El juez justificó esa decisión por el protagonismo que había tenido la ex SIDE en el inicio de la investigación contra Parrilli y otros tres ex espías. Según la versión de la actual conducción de la Agencia, los jefes macristas dieron con una carpeta que mostraba la complicidad de Parrilli con el narco Ibar Pérez Corradi, entonces prófugo por el triple crimen de General Rodríguez. Ese eslabonado derivó en una suerte de reality show televisivo, aún vigente y protagonizado involuntariamente por Cristina Kirchner. A medida que se volvía más burda y evidente la utilización política de esa jugada, empezó un pase de facturas cruzado sobre quién había sido el responsable de las filtraciones: ¿la Corte, la jefatura de la AFI, alguna tribu o cuentapropista del espionaje? La tolerancia general del establishment político y mediático volvió un ejercicio casi irrelevante el hallazgo de los culpables.

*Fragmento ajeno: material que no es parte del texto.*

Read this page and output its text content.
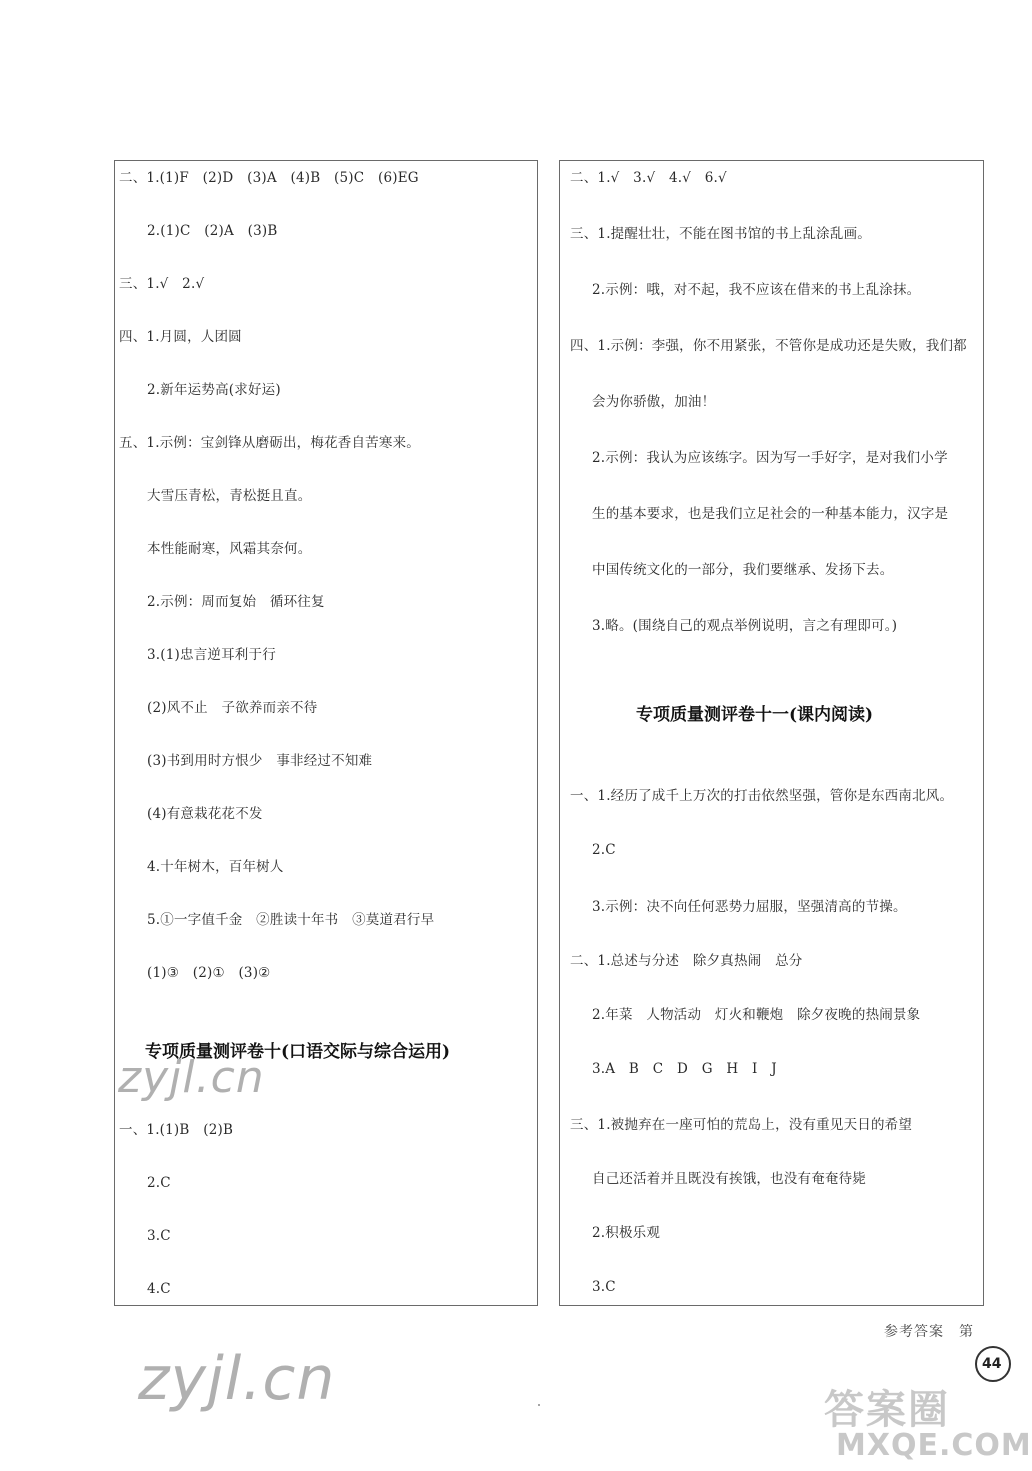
二、1.(1)F　(2)D　(3)A　(4)B　(5)C　(6)EG
2.(1)C　(2)A　(3)B
三、1.√　2.√
四、1.月圆，人团圆
2.新年运势高(求好运)
五、1.示例：宝剑锋从磨砺出，梅花香自苦寒来。
大雪压青松，青松挺且直。
本性能耐寒，风霜其奈何。
2.示例：周而复始　循环往复
3.(1)忠言逆耳利于行
(2)风不止　子欲养而亲不待
(3)书到用时方恨少　事非经过不知难
(4)有意栽花花不发
4.十年树木，百年树人
5.①一字值千金　②胜读十年书　③莫道君行早
(1)③　(2)①　(3)②
专项质量测评卷十(口语交际与综合运用)
一、1.(1)B　(2)B
2.C
3.C
4.C
二、1.√　3.√　4.√　6.√
三、1.提醒壮壮，不能在图书馆的书上乱涂乱画。
2.示例：哦，对不起，我不应该在借来的书上乱涂抹。
四、1.示例：李强，你不用紧张，不管你是成功还是失败，我们都
会为你骄傲，加油！
2.示例：我认为应该练字。因为写一手好字，是对我们小学
生的基本要求，也是我们立足社会的一种基本能力，汉字是
中国传统文化的一部分，我们要继承、发扬下去。
3.略。(围绕自己的观点举例说明，言之有理即可。)
专项质量测评卷十一(课内阅读)
一、1.经历了成千上万次的打击依然坚强，管你是东西南北风。
2.C
3.示例：决不向任何恶势力屈服，坚强清高的节操。
二、1.总述与分述　除夕真热闹　总分
2.年菜　人物活动　灯火和鞭炮　除夕夜晚的热闹景象
3.A　B　C　D　G　H　I　J
三、1.被抛弃在一座可怕的荒岛上，没有重见天日的希望
自己还活着并且既没有挨饿，也没有奄奄待毙
2.积极乐观
3.C
zyjl.cn
zyjl.cn
参考答案　第
44
答案圈
MXQE.COM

Tras ese escándalo, llegó la presentación de Jaitt, conectada con la AFI por un dato concreto: la vedette asistió al show de Mirtha Legrand acompañada por la periodista de Infobae Ana Polero. La propia Jaitt le agradeció vía tuit el coucheo en vivo para presentación televisiva. Polero aclaró que se trataba de un asesoramiento sobre el vestuario. Pero lo cierto es que la mujer de 66 años trabajó durante un año para la AFI macrista: desde marzo del 2016, a marzo del año pasado (no fueron tres meses, tal como circuló). Polero había entrado a la ex SIDE de la mano del ex director de Inteligencia sobre Delincuencia Económica y Financiera, Eduardo Miragaya. Ex fiscal, en los noventa Miragaya había sido un activo operador judicial del menemismo. A su vez se sumó a la AFI por decisión de Majdalani. Y duró el mismo lapso que Polero. El ingreso y la performance de Miragaya fue motivo de cierta tensión entre Majdalani y Arribas.

En ese río revuelto general, el kirchnerismo busca darle vida y perfil alto a la Comisión Bicameral que controla (debería hacerlo, al menos) a los servicios de inteligencia. En los próximos días se terminará de definir qué senadores y diputados la integrarán: los candidatos de Unidad Ciudadana para sumarse son los diputados Leopoldo Moreau y Rodolfo Tailhade. Prácticamente inactiva durante años, la Bicameral tuvo a la actual segunda de la Agencia Federal de Inteligencia, Silvia Majdalani, como su vicepresidenta entre 2011 y 2015.

Los últimos 35 años democráticos, regados de operaciones de inteligencia hechas desde la informalidad, por agentes retirados, inorgánicos o en actividad, son suficientes para concluir lo evidente: es imprescindible que exista un control externo y real sobre los servicios de inteligencia.